Tech Firms Hate Your Kids
I have been thinking a lot about imitative AI, power, and education lately, spurred in part by articles like this one. The teacher in question is, based on all the evidence that we have, absolutely correct to take the steps outlined in the article. But I am afraid that this means the end or the curtailment of accessible education.
For those that did not read the article, the teacher banned not only imitative AI, he banned all screens. The results were encouraging. His students grasp of the material went up, they were more engaged with the material and with each other, and they completed more of their assignments. He hasn’t done this long enough for the gains to be measured on standardized tests, but the results he, a professional teacher report, are encouraging. And they should not be surprising.

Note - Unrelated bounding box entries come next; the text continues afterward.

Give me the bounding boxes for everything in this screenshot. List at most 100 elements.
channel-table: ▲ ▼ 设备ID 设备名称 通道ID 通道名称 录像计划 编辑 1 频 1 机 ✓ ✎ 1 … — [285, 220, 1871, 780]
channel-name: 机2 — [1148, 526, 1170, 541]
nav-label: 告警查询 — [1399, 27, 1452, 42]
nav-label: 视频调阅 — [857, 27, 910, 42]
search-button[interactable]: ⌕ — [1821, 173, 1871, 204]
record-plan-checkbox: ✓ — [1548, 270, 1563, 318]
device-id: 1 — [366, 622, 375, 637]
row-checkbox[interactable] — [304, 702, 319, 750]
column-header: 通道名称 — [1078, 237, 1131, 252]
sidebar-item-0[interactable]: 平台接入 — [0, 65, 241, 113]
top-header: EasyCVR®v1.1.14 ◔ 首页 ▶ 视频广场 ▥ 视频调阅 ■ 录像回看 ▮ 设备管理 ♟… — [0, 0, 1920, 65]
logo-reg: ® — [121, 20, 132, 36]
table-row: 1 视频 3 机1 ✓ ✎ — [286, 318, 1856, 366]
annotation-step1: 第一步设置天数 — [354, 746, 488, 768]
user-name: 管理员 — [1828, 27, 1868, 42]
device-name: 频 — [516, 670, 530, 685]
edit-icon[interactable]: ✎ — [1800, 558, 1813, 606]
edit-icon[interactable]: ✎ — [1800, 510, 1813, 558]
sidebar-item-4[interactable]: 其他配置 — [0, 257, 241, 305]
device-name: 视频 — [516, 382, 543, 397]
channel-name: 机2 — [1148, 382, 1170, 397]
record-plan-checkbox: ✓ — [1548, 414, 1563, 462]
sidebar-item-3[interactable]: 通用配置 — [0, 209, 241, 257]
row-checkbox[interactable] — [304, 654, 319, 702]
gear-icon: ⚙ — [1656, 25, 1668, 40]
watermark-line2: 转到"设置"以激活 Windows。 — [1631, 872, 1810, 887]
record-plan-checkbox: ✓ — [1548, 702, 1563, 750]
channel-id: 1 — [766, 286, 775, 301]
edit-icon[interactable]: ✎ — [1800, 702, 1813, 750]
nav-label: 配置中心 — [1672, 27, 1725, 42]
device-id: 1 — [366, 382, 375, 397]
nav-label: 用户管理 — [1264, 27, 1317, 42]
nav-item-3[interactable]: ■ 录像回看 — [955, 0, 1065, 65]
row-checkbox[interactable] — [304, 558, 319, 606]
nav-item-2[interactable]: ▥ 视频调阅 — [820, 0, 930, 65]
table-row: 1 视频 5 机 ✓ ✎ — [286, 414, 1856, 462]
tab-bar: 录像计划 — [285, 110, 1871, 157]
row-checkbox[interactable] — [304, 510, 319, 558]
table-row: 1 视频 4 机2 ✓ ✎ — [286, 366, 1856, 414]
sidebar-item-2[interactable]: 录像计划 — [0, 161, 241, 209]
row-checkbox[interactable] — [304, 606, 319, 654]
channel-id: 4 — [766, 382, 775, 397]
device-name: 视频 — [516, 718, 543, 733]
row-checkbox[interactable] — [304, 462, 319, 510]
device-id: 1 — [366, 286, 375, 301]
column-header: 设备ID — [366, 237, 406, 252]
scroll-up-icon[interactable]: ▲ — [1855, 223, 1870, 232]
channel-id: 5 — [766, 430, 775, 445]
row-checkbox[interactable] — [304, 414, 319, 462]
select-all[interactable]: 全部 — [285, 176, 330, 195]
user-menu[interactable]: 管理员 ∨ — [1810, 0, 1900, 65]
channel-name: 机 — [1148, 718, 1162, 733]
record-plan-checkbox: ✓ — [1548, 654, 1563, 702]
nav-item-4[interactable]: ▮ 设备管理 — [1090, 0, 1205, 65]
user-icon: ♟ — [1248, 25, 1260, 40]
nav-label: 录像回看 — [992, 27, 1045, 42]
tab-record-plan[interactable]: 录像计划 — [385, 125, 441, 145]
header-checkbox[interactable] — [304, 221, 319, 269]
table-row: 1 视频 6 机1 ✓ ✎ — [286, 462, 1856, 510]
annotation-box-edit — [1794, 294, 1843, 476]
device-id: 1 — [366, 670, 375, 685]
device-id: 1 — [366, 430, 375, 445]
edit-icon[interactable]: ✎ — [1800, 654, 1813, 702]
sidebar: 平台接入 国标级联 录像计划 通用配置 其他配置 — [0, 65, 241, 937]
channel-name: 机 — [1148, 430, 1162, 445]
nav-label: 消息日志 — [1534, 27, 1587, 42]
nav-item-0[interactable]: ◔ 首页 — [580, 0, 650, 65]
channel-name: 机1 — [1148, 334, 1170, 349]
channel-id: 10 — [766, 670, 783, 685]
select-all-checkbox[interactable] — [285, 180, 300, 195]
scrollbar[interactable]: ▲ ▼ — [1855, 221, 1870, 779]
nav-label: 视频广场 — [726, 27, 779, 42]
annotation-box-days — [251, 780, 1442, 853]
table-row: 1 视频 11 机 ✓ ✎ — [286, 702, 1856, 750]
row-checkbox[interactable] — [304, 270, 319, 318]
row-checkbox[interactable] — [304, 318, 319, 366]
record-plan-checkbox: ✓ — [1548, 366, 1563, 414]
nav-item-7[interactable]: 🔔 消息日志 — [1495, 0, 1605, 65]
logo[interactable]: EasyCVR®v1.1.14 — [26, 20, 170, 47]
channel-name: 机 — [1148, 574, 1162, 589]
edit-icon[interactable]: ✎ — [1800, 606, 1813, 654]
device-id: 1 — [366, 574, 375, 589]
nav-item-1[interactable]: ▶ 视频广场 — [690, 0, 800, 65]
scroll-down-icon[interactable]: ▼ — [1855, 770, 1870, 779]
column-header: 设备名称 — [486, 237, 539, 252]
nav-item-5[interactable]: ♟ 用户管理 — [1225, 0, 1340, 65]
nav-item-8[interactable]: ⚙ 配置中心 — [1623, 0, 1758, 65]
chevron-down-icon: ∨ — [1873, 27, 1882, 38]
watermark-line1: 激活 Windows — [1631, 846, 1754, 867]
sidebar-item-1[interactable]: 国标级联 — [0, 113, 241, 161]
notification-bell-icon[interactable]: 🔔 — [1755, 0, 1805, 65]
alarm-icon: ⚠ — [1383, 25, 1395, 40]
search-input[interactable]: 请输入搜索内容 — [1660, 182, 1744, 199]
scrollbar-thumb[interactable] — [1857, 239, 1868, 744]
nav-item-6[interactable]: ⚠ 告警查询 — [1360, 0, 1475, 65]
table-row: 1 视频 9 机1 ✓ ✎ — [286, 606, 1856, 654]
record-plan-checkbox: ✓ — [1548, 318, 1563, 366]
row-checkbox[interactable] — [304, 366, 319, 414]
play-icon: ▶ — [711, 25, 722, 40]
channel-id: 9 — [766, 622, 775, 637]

Screens harm us. We all know this, we all see this, we all understand this, unless we have a reason for not understanding this. Screens are at least part of the reason that kids academic and emotional lives have worsened over the last couple of decades. Removing them from educational settings and activities at least mitigates some of those effects. And imitative AI is even worse. It encourages kids to not do the work, meaning that they don’t actually learn how to think, and it feeds them bullshit for answers. Kids, obviously, are not capable of picking up the bullshit since they don’t know anything. This combination is deadly — the tools retard the very skills that people need to be able to use the tools at all. They should be banned from all classrooms at all levels. And no, learning to prompt is not an esoteric practice needing deep training. Bluntly, if you cannot learn to prompt these things effectively you are too dumb to be allowed near them. Too dumb, in fact, to be allowed near anything more dangerous than a short piece of string. And I’d probably keep the string away from Sam Altman.
But.
But technology has helped some kids learn. Kids that are not neurotypical, kids with mental health disorders, kids who have physical differences that make learning difficult, like hearing or vision or learning impairments, have all benefited from technology. I am related to several non-neurotypical kids, and the phones in their pockets are part of how they made it through school. They provided them with tools that helped keep them calm and focused enough to do their work. Banning screens, obviously, affects them. And I don’t think there are simple solutions.
We ask more of teachers, especially public school teachers who must teach all kids, unlike their private and charter school peers who are allowed to throw away kids they find too hard to teach. We ask them not only to look after kids in class and their educational needs, but to ensure their social, emotional, and sometimes even physical needs are being met, inside and outside the classroom. We ask them to help overcome the losses COVID forced upon kids, both educationally and emotionally. We ask them to shepherd them through the age of school shootings instead of doing anything about those school shootings. And we ask all of this while largely giving them less money and less time. Now, add extra work to monitor the special needs of a small group of kids and things can easily fall apart.
In places where screens are banned, we will require teachers to deal with the exceptions. Handling those exceptions, and the fallout from those exceptions, will take time away from their normal duties and the other kids. There has always been a tendency to warehouse kids with special needs — I know this still exists from personal experience. How much will that pressure build in an environment when the tools that help these kids are the very same tools that hurt the majority of kids? Especially in an era when public education is under attack and when government officials seem to question the very value of the lives of these kids? It is not a problem schools can solve by themselves.
There are solutions, of course. We need more teachers and better pay to attract and keep teachers in their jobs. We also need to stop pretending that tech firms are benevolent, especially when it comes to our kids. Firms that deliberately set out to addict kids to their products, regardless of the damage done, are not firms whose survival we should care about. We should ban algorithmic social media. We should ban algorithmic personalized advertisements. We should ban addiction-fueling patterns in design. We should shame the CEOs of these firms, drive them from public life until they atone for the damage done. We should, in short, force these technologies to bend around the needs of our kids rather than forcing our kids — our entire society — around the need of these firms to make money.
All kids deserve an education. If tech firms stand in the way of that goal — and they do— then it must be tech firms that suffer and change, not our kids.